The detective discovers Joon's psychometry ability the hard way

The detective discovers Joon’s psychometry ability the hard way

Such ridiculous logic continues to arise as the investigation for the killer, and a newly abducted victim, moves forward. For no reason other than detective Yang is in need of a car, he teams up with a petty criminal sidekick who informs the cop that as the first girl was found frozen before she was buried, the killer must be a single man. The reason? All single men freeze their trash before throwing it out. As the graffiti artist depicting the murder, Joon is of course the chief suspect, but as he doesn’t freeze his trash, he is immediately discounted as the criminal.
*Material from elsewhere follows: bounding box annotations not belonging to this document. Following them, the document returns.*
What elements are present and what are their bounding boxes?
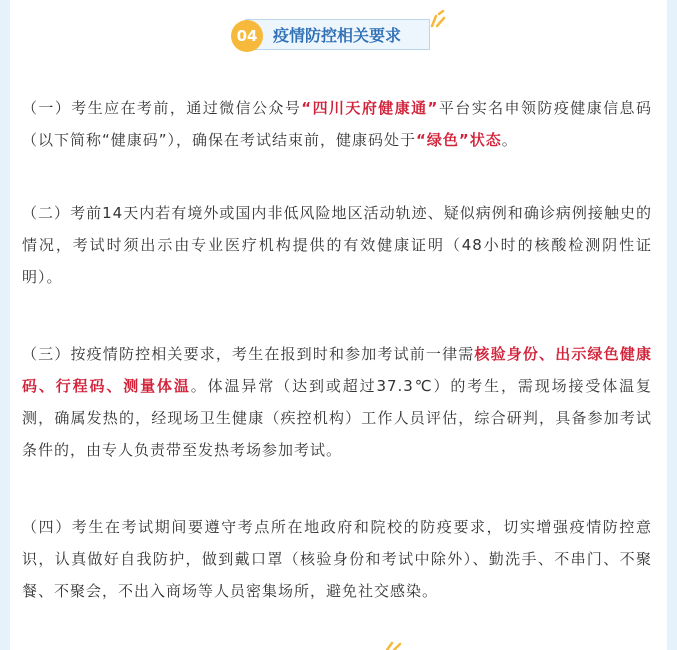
paragraph-1-text-c: 平台实名申领防疫健康信息码（以下简称“健康码”），确保在考试结束前，健康码处于 <box>22 99 652 149</box>
section-title: 疫情防控相关要求 <box>273 26 402 45</box>
paragraph-4 <box>22 511 652 607</box>
paragraph-3 <box>22 338 652 466</box>
paragraph-4-text: （四）考生在考试期间要遵守考点所在地政府和院校的防疫要求，切实增强疫情防控意识，认真做好自我防护，做到戴口罩（核验身份和考试中除外）、勤洗手、不串门、不聚餐、不聚会，不出入商场等人员密集场所，避免社交感染。 <box>22 518 652 600</box>
health-app-name: “四川天府健康通” <box>301 99 439 117</box>
section-number-badge: 04 <box>231 20 263 52</box>
paragraph-2-text: （二）考前14天内若有境外或国内非低风险地区活动轨迹、疑似病例和确诊病例接触史的情况，考试时须出示由专业医疗机构提供的有效健康证明（48小时的核酸检测阴性证明）。 <box>22 204 652 286</box>
checkin-requirements-highlight: 核验身份、出示绿色健康码、行程码、测量体温 <box>22 345 652 395</box>
paragraph-1-text-e: 。 <box>501 131 518 149</box>
paragraph-1 <box>22 92 652 156</box>
paragraph-2 <box>22 197 652 293</box>
section-header <box>231 18 431 54</box>
paragraph-3-text-a: （三）按疫情防控相关要求，考生在报到时和参加考试前一律需 <box>22 345 475 363</box>
paragraph-3-text-c: 。体温异常（达到或超过37.3℃）的考生，需现场接受体温复测，确属发热的，经现场卫生健康（疾控机构）工作人员评估，综合研判，具备参加考试条件的，由专人负责带至发热考场参加考试。 <box>22 377 652 459</box>
spark-decoration-icon <box>428 10 448 28</box>
paragraph-1-text-a: （一）考生应在考前，通过微信公众号 <box>22 99 302 117</box>
green-status-highlight: “绿色”状态 <box>416 131 502 149</box>
bottom-decoration-icon <box>384 641 404 650</box>
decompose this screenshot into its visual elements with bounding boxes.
Such instances are incredibly frustrating, as flimsy hunches are employed and conducted with no solid evidence or basis, making it a wonder how any crimes are solved within this particular district. Yet for all of detective Yang’s newfound verve for solving the case, the kidnapping is ironically dropped from the narrative in order to develop the ‘bromance’ between him and Joon – through more comedy and psychologically unbalanced violence. A brief respite appears in the form of potential love interest Seung-gi (승기, Esom (이솜), although as she appears twice and provides nothing of merit the character is wholly unnecessary.

For all of the silliness, director Kwon Ho-young does a competent job at the helm, and attempts to inject the film with tension and suspense whenever the script allows. He does well for the most part, that is until the asinine logic kicks in once more. Locating the murderer is well-staged while the mise-en-scene of the apartment is suitably morbid, yet the compulsion is completely lost when the psychopath begins monologuing about how he simply has no reason or motivation for what he does – only to later explain it anyway. The Gifted Hands is a great example of interesting concept, lazy execution.

Joon must put his abilities to good use to stop the murderer

Joon must put his abilities to good use to stop the murderer

Verdict:

The Gifted Hands spectacularly fails as a supernatural thriller. Featuring an awful script full of holes and bizarre logic, bad acting particularly from the (unintentionally) mentally unbalanced central protagonist, as well as wasting the potential of psychometry itself, the film really is a shambles. Director Kwon Ho-young performs competently at the helm, but it is not enough to save the vacuous thriller from being instantly forgettable.